Former vice-chancellor University of Maiduguri
- In office 3 June 2019 – 3 June 2024
- Preceded by: Ibrahim Abubakar Njodi
- Succeeded by: Mohammed Laminu Mele

Personal details
- Born: Aliyu Shugaba 4 April 1963 (age 62) Buratai, Borno State, Nigeria
- Alma mater: University of Maiduguri; Ahmadu Bello University;
- Occupation: Academic;
- Profession: Biochemist

= Aliyu Shugaba =

Nigerian academic and university administrator

Aliyu Shugaba (born 4 April 1963) is a Nigerian academic, professor of biochemistry who is the former vice-chancellor of University of Maiduguri in Borno State, Nigeria. prior to his appointment he was the deputy vice chancellor academic services of the university.

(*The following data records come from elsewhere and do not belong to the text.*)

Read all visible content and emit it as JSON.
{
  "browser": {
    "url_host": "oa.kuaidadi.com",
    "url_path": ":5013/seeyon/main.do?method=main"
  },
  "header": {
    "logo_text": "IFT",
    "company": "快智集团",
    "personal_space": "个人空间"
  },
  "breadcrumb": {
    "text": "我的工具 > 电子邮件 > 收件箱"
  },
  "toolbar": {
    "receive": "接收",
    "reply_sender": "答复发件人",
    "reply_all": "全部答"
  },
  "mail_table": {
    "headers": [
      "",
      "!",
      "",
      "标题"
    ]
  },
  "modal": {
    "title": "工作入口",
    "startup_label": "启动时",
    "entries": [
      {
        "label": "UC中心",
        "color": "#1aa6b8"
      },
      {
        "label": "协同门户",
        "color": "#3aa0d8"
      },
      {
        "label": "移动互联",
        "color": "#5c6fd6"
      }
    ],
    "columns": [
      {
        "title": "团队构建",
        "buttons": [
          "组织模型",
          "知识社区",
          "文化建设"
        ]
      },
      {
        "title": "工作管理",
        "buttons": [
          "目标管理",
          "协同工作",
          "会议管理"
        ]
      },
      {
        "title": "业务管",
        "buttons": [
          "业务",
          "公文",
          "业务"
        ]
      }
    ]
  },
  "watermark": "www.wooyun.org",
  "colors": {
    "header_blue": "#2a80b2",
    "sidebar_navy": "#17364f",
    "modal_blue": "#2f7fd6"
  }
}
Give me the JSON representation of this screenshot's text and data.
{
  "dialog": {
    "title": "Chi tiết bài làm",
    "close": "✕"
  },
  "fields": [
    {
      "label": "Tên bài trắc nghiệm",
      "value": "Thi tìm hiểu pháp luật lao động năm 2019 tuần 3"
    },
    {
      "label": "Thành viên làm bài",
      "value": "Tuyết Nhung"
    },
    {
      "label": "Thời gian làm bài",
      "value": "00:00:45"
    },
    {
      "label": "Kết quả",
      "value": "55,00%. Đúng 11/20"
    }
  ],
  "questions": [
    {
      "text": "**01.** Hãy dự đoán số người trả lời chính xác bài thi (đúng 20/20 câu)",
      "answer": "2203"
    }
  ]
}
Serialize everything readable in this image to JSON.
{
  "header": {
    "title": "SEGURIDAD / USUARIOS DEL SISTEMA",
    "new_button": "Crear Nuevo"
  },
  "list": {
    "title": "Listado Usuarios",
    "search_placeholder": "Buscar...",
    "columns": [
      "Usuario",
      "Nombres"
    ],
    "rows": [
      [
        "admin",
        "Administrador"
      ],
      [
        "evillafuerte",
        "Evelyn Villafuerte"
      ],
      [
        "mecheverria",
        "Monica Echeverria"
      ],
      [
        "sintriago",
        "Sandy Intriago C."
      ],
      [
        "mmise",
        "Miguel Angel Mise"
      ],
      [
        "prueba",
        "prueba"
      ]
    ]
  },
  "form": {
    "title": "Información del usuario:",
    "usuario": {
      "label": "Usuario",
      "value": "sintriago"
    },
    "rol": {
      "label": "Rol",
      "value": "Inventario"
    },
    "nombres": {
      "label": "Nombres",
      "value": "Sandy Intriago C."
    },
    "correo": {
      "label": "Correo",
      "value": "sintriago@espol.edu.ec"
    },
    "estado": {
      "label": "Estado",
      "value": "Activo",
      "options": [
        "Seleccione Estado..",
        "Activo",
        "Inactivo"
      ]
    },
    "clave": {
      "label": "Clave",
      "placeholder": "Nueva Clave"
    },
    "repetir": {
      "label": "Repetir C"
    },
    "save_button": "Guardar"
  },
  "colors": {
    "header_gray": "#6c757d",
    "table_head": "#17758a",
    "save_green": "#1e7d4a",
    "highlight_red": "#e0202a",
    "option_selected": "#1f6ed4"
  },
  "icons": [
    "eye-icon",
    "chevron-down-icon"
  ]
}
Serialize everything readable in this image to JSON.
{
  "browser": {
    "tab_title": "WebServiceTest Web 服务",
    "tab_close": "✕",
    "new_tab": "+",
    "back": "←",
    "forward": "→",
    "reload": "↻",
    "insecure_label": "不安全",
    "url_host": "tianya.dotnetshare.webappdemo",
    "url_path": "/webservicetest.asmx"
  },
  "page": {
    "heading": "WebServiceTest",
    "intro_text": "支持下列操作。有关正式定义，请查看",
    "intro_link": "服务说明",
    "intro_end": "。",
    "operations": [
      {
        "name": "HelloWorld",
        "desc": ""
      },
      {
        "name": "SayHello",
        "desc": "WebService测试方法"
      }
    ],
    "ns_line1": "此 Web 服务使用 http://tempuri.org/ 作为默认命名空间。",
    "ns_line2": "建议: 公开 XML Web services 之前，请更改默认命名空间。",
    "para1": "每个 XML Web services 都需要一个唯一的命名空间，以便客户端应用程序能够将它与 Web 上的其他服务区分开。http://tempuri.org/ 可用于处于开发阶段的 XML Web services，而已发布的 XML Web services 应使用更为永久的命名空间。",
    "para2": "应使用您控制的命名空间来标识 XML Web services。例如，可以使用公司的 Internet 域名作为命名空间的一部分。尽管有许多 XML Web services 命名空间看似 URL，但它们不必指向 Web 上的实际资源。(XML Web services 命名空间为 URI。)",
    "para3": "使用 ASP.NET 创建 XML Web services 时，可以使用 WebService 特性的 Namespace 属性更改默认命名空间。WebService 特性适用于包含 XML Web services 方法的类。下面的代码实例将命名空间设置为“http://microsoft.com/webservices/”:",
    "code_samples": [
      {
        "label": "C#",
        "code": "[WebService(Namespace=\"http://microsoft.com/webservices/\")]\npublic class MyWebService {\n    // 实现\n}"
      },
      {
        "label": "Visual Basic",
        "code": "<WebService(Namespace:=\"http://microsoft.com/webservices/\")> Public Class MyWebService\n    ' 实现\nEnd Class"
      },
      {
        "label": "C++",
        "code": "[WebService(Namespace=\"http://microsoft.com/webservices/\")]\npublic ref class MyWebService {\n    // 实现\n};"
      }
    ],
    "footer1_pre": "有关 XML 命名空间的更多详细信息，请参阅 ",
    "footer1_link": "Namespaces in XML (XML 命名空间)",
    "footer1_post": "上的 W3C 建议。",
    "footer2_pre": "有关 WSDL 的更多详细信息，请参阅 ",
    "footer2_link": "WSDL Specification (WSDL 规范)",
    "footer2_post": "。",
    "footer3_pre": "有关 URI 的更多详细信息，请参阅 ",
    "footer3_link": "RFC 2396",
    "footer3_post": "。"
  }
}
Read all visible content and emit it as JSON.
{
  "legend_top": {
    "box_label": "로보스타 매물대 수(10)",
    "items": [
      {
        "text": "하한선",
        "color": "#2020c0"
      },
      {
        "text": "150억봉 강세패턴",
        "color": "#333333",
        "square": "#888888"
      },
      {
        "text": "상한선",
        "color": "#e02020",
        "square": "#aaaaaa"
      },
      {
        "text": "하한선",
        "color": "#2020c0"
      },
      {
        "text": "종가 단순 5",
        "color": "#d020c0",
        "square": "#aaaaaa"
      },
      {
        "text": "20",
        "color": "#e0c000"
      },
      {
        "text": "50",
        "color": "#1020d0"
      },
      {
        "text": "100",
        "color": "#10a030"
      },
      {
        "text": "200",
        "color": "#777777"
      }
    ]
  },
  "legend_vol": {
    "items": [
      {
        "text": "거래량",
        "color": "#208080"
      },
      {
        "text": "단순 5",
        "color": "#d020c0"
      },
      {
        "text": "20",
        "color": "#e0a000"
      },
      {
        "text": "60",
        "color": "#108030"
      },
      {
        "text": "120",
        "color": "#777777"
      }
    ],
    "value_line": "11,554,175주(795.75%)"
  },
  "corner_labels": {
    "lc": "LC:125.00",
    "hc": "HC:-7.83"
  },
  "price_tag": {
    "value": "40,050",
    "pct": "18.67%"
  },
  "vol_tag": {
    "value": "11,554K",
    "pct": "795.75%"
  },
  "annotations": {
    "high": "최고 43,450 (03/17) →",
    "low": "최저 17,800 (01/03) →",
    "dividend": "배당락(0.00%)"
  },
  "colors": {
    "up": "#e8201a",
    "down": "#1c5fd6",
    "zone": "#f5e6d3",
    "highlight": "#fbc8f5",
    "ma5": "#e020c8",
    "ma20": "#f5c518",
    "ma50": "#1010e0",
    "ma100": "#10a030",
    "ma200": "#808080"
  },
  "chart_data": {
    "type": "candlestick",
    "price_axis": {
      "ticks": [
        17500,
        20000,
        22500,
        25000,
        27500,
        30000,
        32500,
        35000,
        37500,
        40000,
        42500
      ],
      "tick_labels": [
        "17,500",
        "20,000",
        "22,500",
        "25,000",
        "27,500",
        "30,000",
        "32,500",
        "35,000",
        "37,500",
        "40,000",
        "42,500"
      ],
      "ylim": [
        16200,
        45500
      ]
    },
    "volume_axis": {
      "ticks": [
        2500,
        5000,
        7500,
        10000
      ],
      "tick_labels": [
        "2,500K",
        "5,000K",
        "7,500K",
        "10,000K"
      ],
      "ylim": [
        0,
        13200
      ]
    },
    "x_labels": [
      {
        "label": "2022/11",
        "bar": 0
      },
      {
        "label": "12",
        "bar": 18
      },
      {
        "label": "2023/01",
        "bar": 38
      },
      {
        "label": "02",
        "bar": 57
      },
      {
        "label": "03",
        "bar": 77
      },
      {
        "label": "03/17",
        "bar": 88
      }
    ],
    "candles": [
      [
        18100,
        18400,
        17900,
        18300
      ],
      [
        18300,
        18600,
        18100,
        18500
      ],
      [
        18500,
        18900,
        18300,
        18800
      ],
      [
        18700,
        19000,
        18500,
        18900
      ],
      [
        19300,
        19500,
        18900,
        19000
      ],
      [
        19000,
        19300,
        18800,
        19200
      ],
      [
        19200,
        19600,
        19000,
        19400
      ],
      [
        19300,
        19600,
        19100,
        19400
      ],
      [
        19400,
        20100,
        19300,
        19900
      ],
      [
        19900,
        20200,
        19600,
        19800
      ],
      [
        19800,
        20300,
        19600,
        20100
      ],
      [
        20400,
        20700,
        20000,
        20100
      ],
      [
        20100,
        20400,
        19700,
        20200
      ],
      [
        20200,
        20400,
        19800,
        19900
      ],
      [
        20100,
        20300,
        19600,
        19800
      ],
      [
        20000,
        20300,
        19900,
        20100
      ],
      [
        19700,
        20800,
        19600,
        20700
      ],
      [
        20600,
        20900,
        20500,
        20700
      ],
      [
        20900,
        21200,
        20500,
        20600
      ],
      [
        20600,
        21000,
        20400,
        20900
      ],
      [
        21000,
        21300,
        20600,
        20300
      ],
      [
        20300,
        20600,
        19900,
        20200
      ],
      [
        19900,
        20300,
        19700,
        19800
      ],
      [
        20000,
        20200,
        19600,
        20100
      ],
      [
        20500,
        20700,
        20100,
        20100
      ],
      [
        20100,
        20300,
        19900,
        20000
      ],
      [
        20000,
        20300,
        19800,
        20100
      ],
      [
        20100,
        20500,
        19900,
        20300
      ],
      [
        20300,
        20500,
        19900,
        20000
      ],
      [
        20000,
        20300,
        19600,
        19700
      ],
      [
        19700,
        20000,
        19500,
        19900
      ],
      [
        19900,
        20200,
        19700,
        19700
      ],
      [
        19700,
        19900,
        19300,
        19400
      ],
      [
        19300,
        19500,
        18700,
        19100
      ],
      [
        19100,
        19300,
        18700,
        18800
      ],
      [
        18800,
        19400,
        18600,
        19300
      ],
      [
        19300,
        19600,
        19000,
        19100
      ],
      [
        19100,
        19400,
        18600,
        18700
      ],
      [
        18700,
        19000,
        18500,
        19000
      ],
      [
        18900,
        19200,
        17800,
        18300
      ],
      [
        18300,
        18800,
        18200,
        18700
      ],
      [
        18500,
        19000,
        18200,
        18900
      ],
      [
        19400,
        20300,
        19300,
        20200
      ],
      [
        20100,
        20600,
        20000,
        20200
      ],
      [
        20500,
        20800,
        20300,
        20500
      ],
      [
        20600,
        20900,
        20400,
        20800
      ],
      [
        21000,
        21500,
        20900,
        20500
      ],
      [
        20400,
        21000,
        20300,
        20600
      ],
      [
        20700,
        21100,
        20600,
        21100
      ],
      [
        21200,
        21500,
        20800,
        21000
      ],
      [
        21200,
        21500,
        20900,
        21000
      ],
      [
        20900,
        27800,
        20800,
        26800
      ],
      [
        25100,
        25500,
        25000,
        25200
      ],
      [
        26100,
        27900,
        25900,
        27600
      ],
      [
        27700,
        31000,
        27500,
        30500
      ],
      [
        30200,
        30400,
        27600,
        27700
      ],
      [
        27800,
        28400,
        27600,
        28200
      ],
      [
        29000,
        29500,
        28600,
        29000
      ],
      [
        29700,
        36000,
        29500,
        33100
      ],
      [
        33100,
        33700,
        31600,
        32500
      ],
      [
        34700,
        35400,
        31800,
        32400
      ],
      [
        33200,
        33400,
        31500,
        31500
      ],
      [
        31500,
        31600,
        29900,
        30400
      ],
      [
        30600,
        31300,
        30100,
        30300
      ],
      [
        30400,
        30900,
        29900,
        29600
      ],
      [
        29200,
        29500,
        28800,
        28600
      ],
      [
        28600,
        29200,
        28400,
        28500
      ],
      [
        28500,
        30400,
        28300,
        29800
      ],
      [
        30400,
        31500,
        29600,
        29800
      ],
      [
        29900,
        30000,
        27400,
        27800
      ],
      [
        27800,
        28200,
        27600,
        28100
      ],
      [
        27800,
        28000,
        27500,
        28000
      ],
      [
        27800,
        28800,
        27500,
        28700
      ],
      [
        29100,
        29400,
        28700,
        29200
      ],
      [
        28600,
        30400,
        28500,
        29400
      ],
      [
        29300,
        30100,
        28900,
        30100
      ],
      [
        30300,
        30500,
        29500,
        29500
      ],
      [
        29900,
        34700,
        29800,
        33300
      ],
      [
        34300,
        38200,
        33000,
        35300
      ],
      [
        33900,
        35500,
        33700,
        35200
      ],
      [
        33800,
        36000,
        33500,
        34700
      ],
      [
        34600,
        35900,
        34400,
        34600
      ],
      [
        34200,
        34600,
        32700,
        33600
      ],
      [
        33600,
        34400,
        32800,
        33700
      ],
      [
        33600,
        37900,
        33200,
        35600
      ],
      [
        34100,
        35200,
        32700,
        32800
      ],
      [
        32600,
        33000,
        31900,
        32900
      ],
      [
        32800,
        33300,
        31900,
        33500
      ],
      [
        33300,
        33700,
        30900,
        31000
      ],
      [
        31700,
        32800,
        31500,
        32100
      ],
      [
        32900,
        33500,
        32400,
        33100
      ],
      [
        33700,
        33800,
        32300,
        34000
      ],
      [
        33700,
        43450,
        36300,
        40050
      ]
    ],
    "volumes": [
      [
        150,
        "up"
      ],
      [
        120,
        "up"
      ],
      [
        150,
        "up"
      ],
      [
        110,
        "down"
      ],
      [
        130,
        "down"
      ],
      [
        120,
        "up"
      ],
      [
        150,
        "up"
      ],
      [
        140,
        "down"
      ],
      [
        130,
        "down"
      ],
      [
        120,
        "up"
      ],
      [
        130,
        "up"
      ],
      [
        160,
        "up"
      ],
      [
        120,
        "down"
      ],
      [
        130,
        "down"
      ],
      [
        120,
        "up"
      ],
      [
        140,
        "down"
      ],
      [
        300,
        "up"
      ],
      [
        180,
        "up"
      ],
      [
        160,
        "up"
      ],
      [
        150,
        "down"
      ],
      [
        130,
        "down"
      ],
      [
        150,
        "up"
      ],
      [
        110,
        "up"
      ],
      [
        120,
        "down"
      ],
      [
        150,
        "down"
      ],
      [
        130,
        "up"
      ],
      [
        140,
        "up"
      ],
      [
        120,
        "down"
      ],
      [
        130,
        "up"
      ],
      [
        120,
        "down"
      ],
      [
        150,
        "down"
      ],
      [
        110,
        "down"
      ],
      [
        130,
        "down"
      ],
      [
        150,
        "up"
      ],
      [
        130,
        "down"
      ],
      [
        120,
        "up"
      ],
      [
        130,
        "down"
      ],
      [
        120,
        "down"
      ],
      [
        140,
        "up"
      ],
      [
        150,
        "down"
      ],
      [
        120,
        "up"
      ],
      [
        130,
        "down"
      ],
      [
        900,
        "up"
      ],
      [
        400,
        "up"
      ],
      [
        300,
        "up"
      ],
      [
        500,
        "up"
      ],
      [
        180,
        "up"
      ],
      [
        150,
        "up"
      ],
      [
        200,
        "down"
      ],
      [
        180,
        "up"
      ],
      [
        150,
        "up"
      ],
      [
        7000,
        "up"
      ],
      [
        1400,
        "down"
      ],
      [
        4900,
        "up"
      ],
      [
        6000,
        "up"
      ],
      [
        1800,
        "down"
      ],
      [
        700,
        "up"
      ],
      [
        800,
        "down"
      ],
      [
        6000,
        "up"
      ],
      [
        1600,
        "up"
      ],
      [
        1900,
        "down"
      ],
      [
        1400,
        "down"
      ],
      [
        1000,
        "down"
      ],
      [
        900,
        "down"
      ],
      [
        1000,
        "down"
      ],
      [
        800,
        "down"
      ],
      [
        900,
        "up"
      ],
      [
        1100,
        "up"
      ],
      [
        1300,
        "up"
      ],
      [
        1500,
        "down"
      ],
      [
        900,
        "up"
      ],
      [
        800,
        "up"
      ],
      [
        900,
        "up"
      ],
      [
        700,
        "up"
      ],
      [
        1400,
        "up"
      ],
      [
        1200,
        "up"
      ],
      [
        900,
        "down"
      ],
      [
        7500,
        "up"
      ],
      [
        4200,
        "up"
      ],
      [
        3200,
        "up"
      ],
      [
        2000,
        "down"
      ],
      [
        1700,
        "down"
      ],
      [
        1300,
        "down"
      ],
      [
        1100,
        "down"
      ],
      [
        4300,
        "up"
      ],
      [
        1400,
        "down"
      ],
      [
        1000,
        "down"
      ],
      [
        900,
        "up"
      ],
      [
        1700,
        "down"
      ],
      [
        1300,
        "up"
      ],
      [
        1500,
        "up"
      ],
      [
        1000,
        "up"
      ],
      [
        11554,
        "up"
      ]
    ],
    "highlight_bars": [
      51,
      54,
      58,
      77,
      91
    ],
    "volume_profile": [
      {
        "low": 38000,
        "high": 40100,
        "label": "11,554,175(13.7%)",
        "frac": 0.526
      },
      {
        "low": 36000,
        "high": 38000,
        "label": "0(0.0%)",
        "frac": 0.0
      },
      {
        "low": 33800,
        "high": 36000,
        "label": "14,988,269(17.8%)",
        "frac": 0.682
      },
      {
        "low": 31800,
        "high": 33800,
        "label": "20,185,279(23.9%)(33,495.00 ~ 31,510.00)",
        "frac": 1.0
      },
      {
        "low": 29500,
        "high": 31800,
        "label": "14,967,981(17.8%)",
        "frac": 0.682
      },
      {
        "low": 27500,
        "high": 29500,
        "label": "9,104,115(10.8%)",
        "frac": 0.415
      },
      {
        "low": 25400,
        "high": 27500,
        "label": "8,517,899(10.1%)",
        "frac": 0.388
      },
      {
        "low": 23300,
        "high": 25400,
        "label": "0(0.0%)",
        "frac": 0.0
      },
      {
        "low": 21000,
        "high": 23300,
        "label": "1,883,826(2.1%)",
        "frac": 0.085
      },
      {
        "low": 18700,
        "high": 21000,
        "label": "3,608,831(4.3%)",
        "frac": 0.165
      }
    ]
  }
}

==Early life and education==
Aliyu Shugaba was born in 1963 in Buratai village of Biu local government area, Borno State. Shugaba started his early childhood education at Buratai Primary School in 1970, after his completion in 1976 he then proceeded to Government Science Secondary School Bama and graduated in 1981. Shugaba was admitted into University of Maiduguri in 1982 and went on to obtain his BSc biochemistry in 1986. Shugaba also attended Ahmadu Bello University. Zaria, where he obtained his MSc and PhD in biochemistry between 1995 and 2005 respectively.

==Career==
Shugaba is an academician and has lectured students at different levels for over twenty years.